Dr. Isabelle De Groote von der John Moores University Liverpool hat die Abdrücke im Detail untersucht. »In einigen Fällen konnten wir die Länge und Breite der Fußabdrücke exakt messen und so die Körpergröße der Individuen abschätzen, die sie hinterlassen haben. In den meisten Populationen der Gegenwart und der Vergangenheit beträgt die Länge des Fußes etwa 15% der Körpergröße. Wir können daher schätzen, dass die Frühmenschen, von denen die Spuren in Happisburgh stammen, zwischen 90 cm und über 1,70 m groß waren. Diese Spannbreite deutet darauf hin, dass die Gruppe aus Erwachsenen und Kindern bestand, wobei das größte Individuum möglicherweise männlich war.« Die Ausrichtung der Spuren deutet darauf hin, dass die Gruppe in südlicher Richtung unterwegs war.
In den Sedimentschichten um Happisburgh fanden sich im Verlauf der letzten zehn Jahre eine ganze Reihe von Fundstellen mit Steinwerkzeugen und fossilen Knochen, die über 800.000 Jahre alt sind. Die jüngste Entdeckung stammt aus den gleichen Schichten. »Obwohl wir wussten, dass die Sedimente selbst alt sind, mussten wir sicher sein, dass die Vertiefungen darin ebenfalls aus dieser Zeit stammen und nicht später entstanden sind,« sagte Dr. Simon Lewis, Geoarchäologe an der Queen Mary University London. »Es gibt jedoch keine bekannten Erosionsprozesse, die derartige Formen erzeugen. Außerdem sind die Sedimente zu kompakt als dass die Vertiefungen erst kürzlich entstanden sein könnten.«
Die Datierung der Fundstelle basiert auf ihrer geologischen Position unterhalb der eiszeitlichen Ablagerungen, aus denen die Klippen bestehen, und den darin gefundenen Überresten inzwischen ausgestorbener Tierarten. Unter diesen befinden sich außer einer Mammutart auch ausgestorbene Pferdearten und eine frühe Form der Wühlmaus. Simon Parfitt vom Natural History Museum und University College London, der die Säugetierfossilien von Happisburgh untersucht hat, schließt aus der Vergesellschaftung dieser Arten auf ein Alter von über 800.000 Jahren.
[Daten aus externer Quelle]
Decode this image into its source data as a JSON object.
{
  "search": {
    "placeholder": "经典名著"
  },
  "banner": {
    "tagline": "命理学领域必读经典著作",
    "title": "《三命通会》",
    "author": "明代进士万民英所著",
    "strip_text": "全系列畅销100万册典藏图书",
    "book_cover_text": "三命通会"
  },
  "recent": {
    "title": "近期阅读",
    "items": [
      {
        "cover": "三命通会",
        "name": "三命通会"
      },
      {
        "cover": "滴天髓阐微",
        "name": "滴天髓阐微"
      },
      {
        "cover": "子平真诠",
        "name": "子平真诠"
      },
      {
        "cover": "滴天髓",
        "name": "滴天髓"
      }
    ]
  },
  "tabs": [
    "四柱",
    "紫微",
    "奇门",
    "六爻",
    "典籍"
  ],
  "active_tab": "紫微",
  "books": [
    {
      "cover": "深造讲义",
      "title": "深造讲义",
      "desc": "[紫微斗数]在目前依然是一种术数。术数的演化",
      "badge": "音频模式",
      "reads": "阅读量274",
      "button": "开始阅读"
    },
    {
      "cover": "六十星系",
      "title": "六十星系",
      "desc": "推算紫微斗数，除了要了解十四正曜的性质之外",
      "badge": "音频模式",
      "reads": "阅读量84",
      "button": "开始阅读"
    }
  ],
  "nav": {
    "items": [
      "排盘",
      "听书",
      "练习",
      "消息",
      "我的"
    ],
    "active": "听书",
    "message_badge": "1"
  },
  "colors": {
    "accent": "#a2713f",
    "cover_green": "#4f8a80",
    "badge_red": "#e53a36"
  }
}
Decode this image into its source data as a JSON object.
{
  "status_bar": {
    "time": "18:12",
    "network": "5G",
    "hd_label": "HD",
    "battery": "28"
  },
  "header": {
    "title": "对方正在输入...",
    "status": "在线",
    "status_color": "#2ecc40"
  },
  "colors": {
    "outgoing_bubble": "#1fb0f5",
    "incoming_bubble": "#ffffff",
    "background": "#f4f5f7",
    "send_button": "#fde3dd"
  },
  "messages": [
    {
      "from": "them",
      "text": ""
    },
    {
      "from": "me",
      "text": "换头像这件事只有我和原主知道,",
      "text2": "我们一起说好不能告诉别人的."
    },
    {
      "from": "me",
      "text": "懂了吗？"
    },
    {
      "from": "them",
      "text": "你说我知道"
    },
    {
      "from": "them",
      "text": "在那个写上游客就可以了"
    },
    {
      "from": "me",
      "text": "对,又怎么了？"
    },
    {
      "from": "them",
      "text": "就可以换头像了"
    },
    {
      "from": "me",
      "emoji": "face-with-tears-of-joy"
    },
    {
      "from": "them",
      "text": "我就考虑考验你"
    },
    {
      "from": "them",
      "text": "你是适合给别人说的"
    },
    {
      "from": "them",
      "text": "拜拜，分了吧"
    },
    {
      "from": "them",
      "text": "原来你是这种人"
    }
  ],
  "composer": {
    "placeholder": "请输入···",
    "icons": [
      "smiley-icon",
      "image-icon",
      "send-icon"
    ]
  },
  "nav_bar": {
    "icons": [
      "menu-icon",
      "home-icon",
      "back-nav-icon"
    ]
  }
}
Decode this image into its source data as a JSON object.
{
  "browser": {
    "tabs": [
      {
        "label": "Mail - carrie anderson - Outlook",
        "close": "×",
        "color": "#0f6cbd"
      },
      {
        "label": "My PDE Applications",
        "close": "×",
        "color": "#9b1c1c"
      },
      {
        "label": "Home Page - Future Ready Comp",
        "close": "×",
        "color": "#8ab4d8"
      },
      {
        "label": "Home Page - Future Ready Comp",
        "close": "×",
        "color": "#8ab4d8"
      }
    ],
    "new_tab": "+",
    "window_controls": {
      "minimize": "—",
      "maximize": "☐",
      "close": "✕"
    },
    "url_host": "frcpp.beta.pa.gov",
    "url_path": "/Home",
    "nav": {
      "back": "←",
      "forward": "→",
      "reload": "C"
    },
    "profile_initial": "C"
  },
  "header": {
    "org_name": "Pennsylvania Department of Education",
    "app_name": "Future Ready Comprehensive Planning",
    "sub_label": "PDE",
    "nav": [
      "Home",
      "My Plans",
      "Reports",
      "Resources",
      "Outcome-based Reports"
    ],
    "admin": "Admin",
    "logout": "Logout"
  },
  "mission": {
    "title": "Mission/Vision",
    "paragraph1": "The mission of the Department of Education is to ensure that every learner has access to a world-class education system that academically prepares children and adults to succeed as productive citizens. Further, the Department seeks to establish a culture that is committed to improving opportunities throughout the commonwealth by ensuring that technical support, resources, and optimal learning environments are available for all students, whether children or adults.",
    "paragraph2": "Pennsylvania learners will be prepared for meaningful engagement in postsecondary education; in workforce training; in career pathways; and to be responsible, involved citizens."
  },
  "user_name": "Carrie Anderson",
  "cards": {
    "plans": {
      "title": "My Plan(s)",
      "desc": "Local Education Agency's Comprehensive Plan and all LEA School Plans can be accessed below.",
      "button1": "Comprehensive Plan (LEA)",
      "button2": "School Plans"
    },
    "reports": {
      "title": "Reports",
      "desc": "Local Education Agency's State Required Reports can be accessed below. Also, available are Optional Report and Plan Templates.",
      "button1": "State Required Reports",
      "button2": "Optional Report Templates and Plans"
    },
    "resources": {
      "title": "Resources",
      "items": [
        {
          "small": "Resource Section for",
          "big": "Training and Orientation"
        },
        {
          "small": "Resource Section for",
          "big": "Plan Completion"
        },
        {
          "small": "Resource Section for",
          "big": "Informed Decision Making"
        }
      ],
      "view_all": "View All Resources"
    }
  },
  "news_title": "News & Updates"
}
Pflanzenreste und Pollen sowie Käfer und Muscheln aus diesen Schichten erlauben eine detaillierte Rekonstruktion der damaligen Landschaft. Während des Pleistozäns war Großbritannien über eine Landbrücke mit Kontinentaleuropa verbunden. Der Fundort lag zu dieser Zeit im Mündungsgebiet eines Flusses, mehrere Kilometer von der Küste entfernt. Es gab schlammige Süßwasserbecken und Salzmarschen. Hier fanden die Frühmenschen ein reichhaltiges Nahrungsangebot aus essbaren Wurzeln, Seegras und Schalentieren. Und natürlich konnten sie sich vom Fleisch der zahlreichen Tiere ernähren: In der von dichtem Koniferenwald umgebenen Ebene grasten Hirsch, Bison, Mammut, Flußpferd und Nashorn.
Welche Frühmenschenart ihre Spuren bei Happisburgh hinterlassen hat, läßt sich mangels Fossilienfunden nur anhand der Maße der Fußabdrücke erschließen. »Sie könnten mit den zeitgleichen Menschen der Art Homo antecessor verwandt sein, von denen Fossilien im spanischen Atapuerca gefunden wurden,« sagt Prof. Chris Stringer vom Natural History Museum. »Diese Leute waren ähnlich groß wie wir und liefen auf zwei Beinen. In Europa starben sie um 600.000 vor heute aus und wurden eventuell von Homo heidelbergensis abgelöst.«
Fußabdrücke aus der Zeit der Frühmenschen sind bisher extrem selten entdeckt worden. Die Spuren von Happisburgh zählen zu den bisher ältesten Funden dieser Art - nur die Spuren von Laetoli in Tansania und Ileret und Koobi Fora in Kenia sind mit 3,5 Mio Jahren bzw. 1,5 Mio. Jahren noch älter. »Diese Fußabdrücke stellen eine sehr greifbare Verbindung zu unseren Vorfahren und der fernen Vergangenheit dar«, stellt Nick Ashton fest.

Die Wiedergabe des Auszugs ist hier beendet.